咯噔一声。轿子落地。
帘外雨仍潺潺。帘启处,鸳瓦虹梁,拔地一幢楼宅。旧雕梁凹陷的纹饰,潜伏许多磨损了的故事,不动声色,密密衍生失却了结尾的流年。那朱粉却是新涂,乍看处,煞是刺眼。在黯黯细雨中,似老妪身上的霓裳羽衣,鲜艳,却隐含令人错谔的杀机。
我确是错愕了。当我环视周遭,发现此地显然并非任何一条街市的时候。
那高柳夭斜,老绿萧萧。
青灰砖墙,砌作迂回的庄严。寂无人声。不,有人声,切切地,如同自棉絮内散发。在什么遥远的地方。

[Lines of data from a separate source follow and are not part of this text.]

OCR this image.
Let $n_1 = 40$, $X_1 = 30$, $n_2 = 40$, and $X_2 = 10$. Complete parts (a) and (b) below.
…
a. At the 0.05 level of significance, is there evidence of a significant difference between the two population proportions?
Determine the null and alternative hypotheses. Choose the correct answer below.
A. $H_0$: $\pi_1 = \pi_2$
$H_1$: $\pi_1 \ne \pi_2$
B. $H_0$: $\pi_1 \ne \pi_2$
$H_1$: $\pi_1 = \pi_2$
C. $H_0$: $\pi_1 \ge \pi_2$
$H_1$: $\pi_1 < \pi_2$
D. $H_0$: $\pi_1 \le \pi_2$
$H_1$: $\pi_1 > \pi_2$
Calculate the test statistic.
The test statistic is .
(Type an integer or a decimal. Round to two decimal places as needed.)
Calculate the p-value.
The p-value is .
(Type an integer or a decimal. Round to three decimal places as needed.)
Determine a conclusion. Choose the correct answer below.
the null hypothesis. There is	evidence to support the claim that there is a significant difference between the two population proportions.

我抬起头。他处,有金黄色的琉璃瓦,在阴灰的天底下层层渐远,迢递地展开。
我的邸所。奁艳司。
我皱眉转向周德廉:“周公公。我们是在……”
其实我已经知道。因为我又闻到了那股熟悉的气味。新布匹,却久贮,生霉。那是心子里的潮湿,无可救药。如同命中的烙印。
原来我们转了这许久,仍然未曾出得这禁城。